Dual permanent magnet (PM) machines synthesize two PM excitations together and potentially exhibit higher torque density than conventional single-PM excited machines. In dual-PM excited machines, the existence of one PM excitation tends to cause interior flux density reduction and irreversible demagnetization of the other PM set, and this feature is recognized as cross-coupling demagnetization. Therefore, this article systematically analyzed the mechanism and influence of this unique phenomenon in a dual-PM prototype machine. The results reveal that the cross-coupling demagnetization can result in up to 18% torque reduction under a severe working conditions if the machine is not properly designed.
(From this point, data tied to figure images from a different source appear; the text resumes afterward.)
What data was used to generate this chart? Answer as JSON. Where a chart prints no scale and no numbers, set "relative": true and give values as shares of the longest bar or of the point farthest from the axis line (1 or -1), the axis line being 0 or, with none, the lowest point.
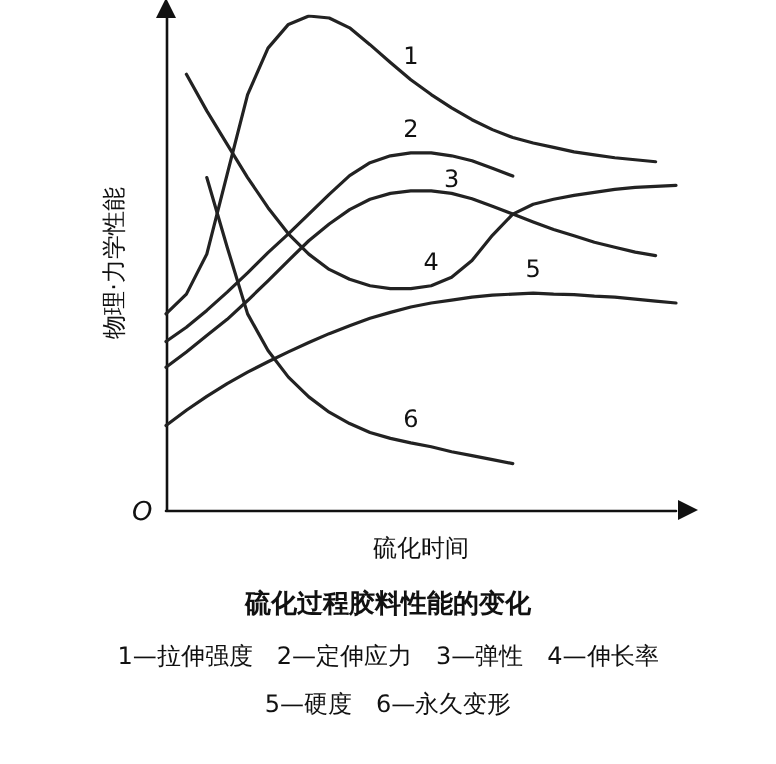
{
  "chart_data": {
    "type": "line",
    "title": "硫化过程胶料性能的变化",
    "xlabel": "硫化时间",
    "ylabel": "物理·力学性能",
    "relative": true,
    "grid": false,
    "legend": false,
    "marker": "none",
    "line_style": "solid",
    "categories": [
      null,
      null,
      null,
      null,
      null,
      null,
      null,
      null,
      null,
      null,
      null,
      null,
      null,
      null,
      null,
      null,
      null,
      null,
      null,
      null,
      null,
      null,
      null,
      null,
      null,
      null
    ],
    "annotations": [
      "O",
      "1—拉伸强度　2—定伸应力　3—弹性　4—伸长率",
      "5—硬度　6—永久变形"
    ],
    "series": [
      {
        "name": "1",
        "color": "#222222",
        "values": [
          0.397,
          0.437,
          0.518,
          0.68,
          0.841,
          0.935,
          0.983,
          1,
          0.996,
          0.976,
          0.942,
          0.906,
          0.871,
          0.841,
          0.814,
          0.79,
          0.77,
          0.754,
          0.743,
          0.734,
          0.725,
          0.719,
          0.713,
          0.709,
          0.705,
          null
        ]
      },
      {
        "name": "2",
        "color": "#222222",
        "values": [
          0.341,
          0.37,
          0.404,
          0.441,
          0.48,
          0.521,
          0.559,
          0.599,
          0.639,
          0.677,
          0.703,
          0.717,
          0.723,
          0.723,
          0.717,
          0.707,
          0.692,
          0.676,
          null,
          null,
          null,
          null,
          null,
          null,
          null,
          null
        ]
      },
      {
        "name": "3",
        "color": "#222222",
        "values": [
          0.289,
          0.32,
          0.353,
          0.386,
          0.424,
          0.464,
          0.505,
          0.545,
          0.579,
          0.608,
          0.629,
          0.641,
          0.646,
          0.646,
          0.641,
          0.63,
          0.615,
          0.599,
          0.583,
          0.568,
          0.555,
          0.542,
          0.532,
          0.522,
          0.515,
          null
        ]
      },
      {
        "name": "4",
        "color": "#222222",
        "values": [
          null,
          0.882,
          0.808,
          0.74,
          0.673,
          0.612,
          0.559,
          0.518,
          0.487,
          0.467,
          0.454,
          0.448,
          0.448,
          0.454,
          0.471,
          0.505,
          0.556,
          0.599,
          0.619,
          0.629,
          0.637,
          0.643,
          0.649,
          0.653,
          0.655,
          0.657
        ]
      },
      {
        "name": "5",
        "color": "#222222",
        "values": [
          0.171,
          0.202,
          0.23,
          0.256,
          0.279,
          0.3,
          0.32,
          0.339,
          0.357,
          0.373,
          0.388,
          0.4,
          0.411,
          0.419,
          0.425,
          0.431,
          0.435,
          0.437,
          0.439,
          0.437,
          0.436,
          0.433,
          0.431,
          0.427,
          0.423,
          0.419
        ]
      },
      {
        "name": "6",
        "color": "#222222",
        "values": [
          null,
          null,
          0.673,
          0.532,
          0.397,
          0.323,
          0.269,
          0.229,
          0.198,
          0.175,
          0.157,
          0.145,
          0.136,
          0.128,
          0.118,
          0.11,
          0.102,
          0.094,
          null,
          null,
          null,
          null,
          null,
          null,
          null,
          null
        ]
      }
    ]
  }
}
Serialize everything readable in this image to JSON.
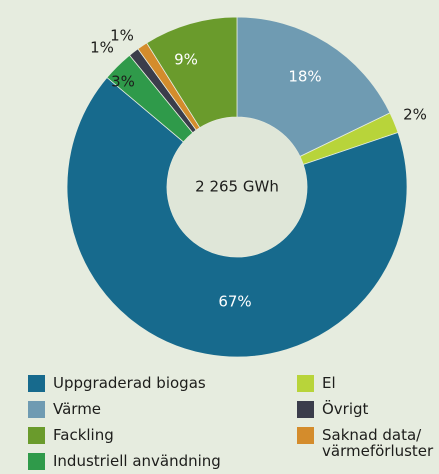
{
  "chart_data": {
    "type": "donut",
    "center_label": "2 265 GWh",
    "categories": [
      "Värme",
      "El",
      "Uppgraderad biogas",
      "Industriell användning",
      "Övrigt",
      "Saknad data/\nvärmeförluster",
      "Fackling"
    ],
    "values": [
      18,
      2,
      67,
      3,
      1,
      1,
      9
    ],
    "value_labels": [
      "18%",
      "2%",
      "67%",
      "3%",
      "1%",
      "1%",
      "9%"
    ],
    "colors": [
      "#6f9bb2",
      "#b8d43a",
      "#176a8d",
      "#2f9a4a",
      "#3b3d4b",
      "#d48c2c",
      "#6a9b2c"
    ]
  }
}
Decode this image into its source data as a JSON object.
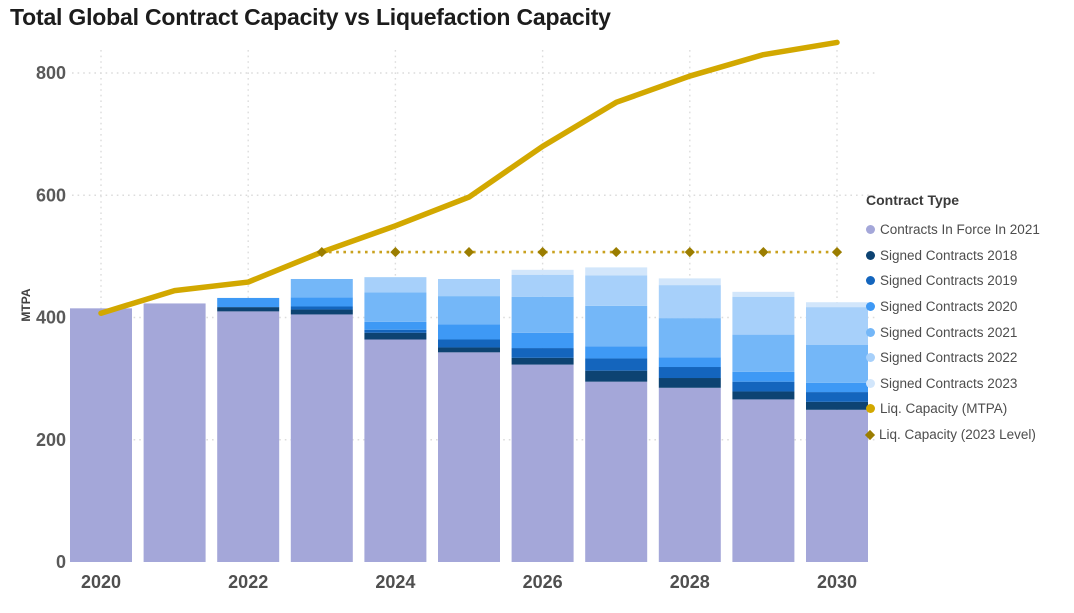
{
  "title": "Total Global Contract Capacity vs Liquefaction Capacity",
  "y_axis": {
    "title": "MTPA",
    "ticks": [
      0,
      200,
      400,
      600,
      800
    ]
  },
  "x_axis": {
    "labeled_years": [
      2020,
      2022,
      2024,
      2026,
      2028,
      2030
    ]
  },
  "legend": {
    "title": "Contract Type",
    "items": [
      {
        "label": "Contracts In Force In 2021",
        "marker": "circle",
        "color": "#a4a7d9"
      },
      {
        "label": "Signed Contracts 2018",
        "marker": "circle",
        "color": "#0d4372"
      },
      {
        "label": "Signed Contracts 2019",
        "marker": "circle",
        "color": "#1465bd"
      },
      {
        "label": "Signed Contracts 2020",
        "marker": "circle",
        "color": "#3e99f5"
      },
      {
        "label": "Signed Contracts 2021",
        "marker": "circle",
        "color": "#74b7f8"
      },
      {
        "label": "Signed Contracts 2022",
        "marker": "circle",
        "color": "#a7d0fa"
      },
      {
        "label": "Signed Contracts 2023",
        "marker": "circle",
        "color": "#d2e6fb"
      },
      {
        "label": "Liq. Capacity (MTPA)",
        "marker": "circle",
        "color": "#d2a800"
      },
      {
        "label": "Liq. Capacity (2023 Level)",
        "marker": "diamond",
        "color": "#9b7d00"
      }
    ]
  },
  "chart_data": {
    "type": "bar",
    "subtype": "stacked-bar-with-lines",
    "title": "Total Global Contract Capacity vs Liquefaction Capacity",
    "xlabel": "",
    "ylabel": "MTPA",
    "ylim": [
      0,
      860
    ],
    "grid": "dotted",
    "legend_position": "right",
    "x": [
      2020,
      2021,
      2022,
      2023,
      2024,
      2025,
      2026,
      2027,
      2028,
      2029,
      2030
    ],
    "bar_series": [
      {
        "name": "Contracts In Force In 2021",
        "color": "#a4a7d9",
        "values": [
          415,
          423,
          410,
          405,
          364,
          343,
          323,
          295,
          285,
          266,
          249
        ]
      },
      {
        "name": "Signed Contracts 2018",
        "color": "#0d4372",
        "values": [
          0,
          0,
          7,
          8,
          11,
          8,
          11,
          18,
          16,
          13,
          13
        ]
      },
      {
        "name": "Signed Contracts 2019",
        "color": "#1465bd",
        "values": [
          0,
          0,
          0,
          5,
          5,
          13,
          16,
          20,
          18,
          16,
          16
        ]
      },
      {
        "name": "Signed Contracts 2020",
        "color": "#3e99f5",
        "values": [
          0,
          0,
          15,
          15,
          13,
          25,
          25,
          20,
          16,
          16,
          15
        ]
      },
      {
        "name": "Signed Contracts 2021",
        "color": "#74b7f8",
        "values": [
          0,
          0,
          0,
          30,
          48,
          46,
          59,
          66,
          64,
          61,
          62
        ]
      },
      {
        "name": "Signed Contracts 2022",
        "color": "#a7d0fa",
        "values": [
          0,
          0,
          0,
          0,
          25,
          28,
          36,
          50,
          54,
          62,
          62
        ]
      },
      {
        "name": "Signed Contracts 2023",
        "color": "#d2e6fb",
        "values": [
          0,
          0,
          0,
          0,
          0,
          0,
          8,
          13,
          11,
          8,
          8
        ]
      }
    ],
    "line_series": [
      {
        "name": "Liq. Capacity (MTPA)",
        "color": "#d2a800",
        "style": "solid",
        "values": [
          407,
          444,
          458,
          507,
          550,
          597,
          680,
          752,
          795,
          830,
          850
        ]
      },
      {
        "name": "Liq. Capacity (2023 Level)",
        "color": "#c9a11e",
        "marker_color": "#9b7d00",
        "style": "dotted-diamond",
        "values": [
          null,
          null,
          null,
          507,
          507,
          507,
          507,
          507,
          507,
          507,
          507
        ]
      }
    ]
  }
}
Increasing one set of PM thickness along the magnetization direction is beneficial to enhance the self-demagnetization withstanding ability, whereas the cross-coupling demagnetization on the other PM set has deteriorated. In order to eliminate such a side effect, some techniques, e.g., removing the demagnetization region and alleviating the mutual flux path, are presented to suppress the demagnetization. It is revealed that the demagnetization rate can be reduced to less than 3% with proper design. Finally, a dual-PM prototype is manufactured and tested to validate the improvement of demagnetization withstanding capability by using the presented suppression technique.